The recent change of needing 18hrs work to claim benefits rather than 15 is an interesting one. They say due to the 15hrs turning into a lifestyle option. Some companies misuse the zero hours contracts but most need to plan to have an adequate workforce available all of the time. This indicates that many will effectively offer 15hrs work. 10 wouldn't attract people. Variable hours interferes with support packages.Some can get more than one "job" care homes can cope with that to some extent. I suspect we will see a change to fixed hour contracts. Companies can plan on that basis however they arrange it.

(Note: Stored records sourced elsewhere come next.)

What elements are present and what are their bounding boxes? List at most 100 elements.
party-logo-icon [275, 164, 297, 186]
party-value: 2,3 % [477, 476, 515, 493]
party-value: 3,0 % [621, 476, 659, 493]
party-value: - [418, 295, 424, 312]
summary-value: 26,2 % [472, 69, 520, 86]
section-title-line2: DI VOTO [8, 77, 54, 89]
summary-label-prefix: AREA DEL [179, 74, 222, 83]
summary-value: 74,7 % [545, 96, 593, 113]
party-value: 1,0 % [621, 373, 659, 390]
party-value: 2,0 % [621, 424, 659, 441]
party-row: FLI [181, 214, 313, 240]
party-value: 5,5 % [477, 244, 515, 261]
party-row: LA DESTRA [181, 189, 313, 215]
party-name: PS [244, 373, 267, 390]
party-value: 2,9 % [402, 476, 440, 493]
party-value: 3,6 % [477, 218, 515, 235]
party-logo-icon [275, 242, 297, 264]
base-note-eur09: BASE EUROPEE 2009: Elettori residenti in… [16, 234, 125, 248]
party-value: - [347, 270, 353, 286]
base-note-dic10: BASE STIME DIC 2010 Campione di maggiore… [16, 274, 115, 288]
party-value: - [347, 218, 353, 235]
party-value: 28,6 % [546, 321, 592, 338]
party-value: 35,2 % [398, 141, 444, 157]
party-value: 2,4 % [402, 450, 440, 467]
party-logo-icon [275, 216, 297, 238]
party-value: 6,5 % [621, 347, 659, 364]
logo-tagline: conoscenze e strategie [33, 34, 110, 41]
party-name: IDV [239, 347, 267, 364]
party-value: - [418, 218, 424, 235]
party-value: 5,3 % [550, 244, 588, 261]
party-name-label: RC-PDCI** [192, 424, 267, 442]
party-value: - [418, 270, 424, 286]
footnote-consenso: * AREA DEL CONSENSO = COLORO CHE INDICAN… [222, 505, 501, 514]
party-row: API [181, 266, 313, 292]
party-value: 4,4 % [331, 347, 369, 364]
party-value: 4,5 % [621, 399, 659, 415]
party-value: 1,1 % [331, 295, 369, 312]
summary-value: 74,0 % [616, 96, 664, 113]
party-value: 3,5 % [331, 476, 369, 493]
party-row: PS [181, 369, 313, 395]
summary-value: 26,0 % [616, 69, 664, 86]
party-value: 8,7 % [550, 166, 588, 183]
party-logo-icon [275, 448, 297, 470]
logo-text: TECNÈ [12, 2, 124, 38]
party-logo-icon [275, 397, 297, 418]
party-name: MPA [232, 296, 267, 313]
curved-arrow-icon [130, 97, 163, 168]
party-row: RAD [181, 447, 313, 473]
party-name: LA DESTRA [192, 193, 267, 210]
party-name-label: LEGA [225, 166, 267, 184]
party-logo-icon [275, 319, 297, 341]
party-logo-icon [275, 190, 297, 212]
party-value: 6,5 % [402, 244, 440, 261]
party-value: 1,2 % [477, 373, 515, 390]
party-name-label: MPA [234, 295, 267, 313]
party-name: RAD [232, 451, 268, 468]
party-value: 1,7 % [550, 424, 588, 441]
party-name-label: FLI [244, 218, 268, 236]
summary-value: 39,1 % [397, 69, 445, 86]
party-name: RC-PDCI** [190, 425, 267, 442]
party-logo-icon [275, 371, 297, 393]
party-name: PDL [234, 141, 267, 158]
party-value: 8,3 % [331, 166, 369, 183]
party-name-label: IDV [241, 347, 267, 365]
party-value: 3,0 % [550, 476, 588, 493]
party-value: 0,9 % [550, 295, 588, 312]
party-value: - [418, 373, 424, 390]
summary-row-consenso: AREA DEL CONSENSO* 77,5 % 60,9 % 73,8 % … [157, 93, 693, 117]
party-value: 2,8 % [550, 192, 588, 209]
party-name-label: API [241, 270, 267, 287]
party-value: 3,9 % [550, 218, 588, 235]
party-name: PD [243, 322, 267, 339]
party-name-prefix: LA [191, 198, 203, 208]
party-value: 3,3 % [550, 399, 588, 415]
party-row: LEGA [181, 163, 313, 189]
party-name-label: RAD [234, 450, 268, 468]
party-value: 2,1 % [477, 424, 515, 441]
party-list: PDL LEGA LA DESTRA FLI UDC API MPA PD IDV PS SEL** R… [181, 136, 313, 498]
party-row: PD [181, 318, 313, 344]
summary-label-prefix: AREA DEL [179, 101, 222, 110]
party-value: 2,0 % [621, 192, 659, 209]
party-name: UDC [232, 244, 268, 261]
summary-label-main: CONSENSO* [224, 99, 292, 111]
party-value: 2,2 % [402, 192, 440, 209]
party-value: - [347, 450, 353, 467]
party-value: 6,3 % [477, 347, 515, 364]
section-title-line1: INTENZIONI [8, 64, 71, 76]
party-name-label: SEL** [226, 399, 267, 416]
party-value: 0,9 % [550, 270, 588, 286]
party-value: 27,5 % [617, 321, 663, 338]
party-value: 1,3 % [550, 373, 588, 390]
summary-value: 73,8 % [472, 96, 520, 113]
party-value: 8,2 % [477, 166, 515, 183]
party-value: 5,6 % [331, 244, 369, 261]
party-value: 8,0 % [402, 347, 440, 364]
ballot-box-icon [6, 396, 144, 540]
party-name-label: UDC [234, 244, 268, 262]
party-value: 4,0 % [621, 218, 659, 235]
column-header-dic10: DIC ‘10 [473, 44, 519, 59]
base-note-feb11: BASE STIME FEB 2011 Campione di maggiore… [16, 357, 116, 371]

Councils. MrsT shifted the burden of cost from various taxation sources to the current system. She used a rather unpopular variation where anyone in a house who worked paid a contribution. So Major switched to how it works now, doesn't matter how many people in the property work. B'ham goes bust. Well it's the biggest and similar smaller areas have the same problem and many state that the current take is unsustainable. Some are working on reserves. This has come about via cuts and controlled price increases rather than looking at ways of improving efficiency 1st. The Tory also made a change - what councils can do with business rates. They say to encourage councils to do things to encourage more businesses. Bit like the above lifestyle choice - appeals to a certain type of voter who doesn't think past the statements. One thing influences this area and it's the only one - the sustainabllty of the business when it's set up. B'ham for instances does have areas where shops flourish. In some places all of the high street shops or most of them finish up shut. If rates figure in this the only fix is to pool money from other areas that take more. It would seem going on one Tory MP's speech that some small business no longer pays any at all. A poor area. LOL another f'ing mess and the only probable fix is an increase in rates.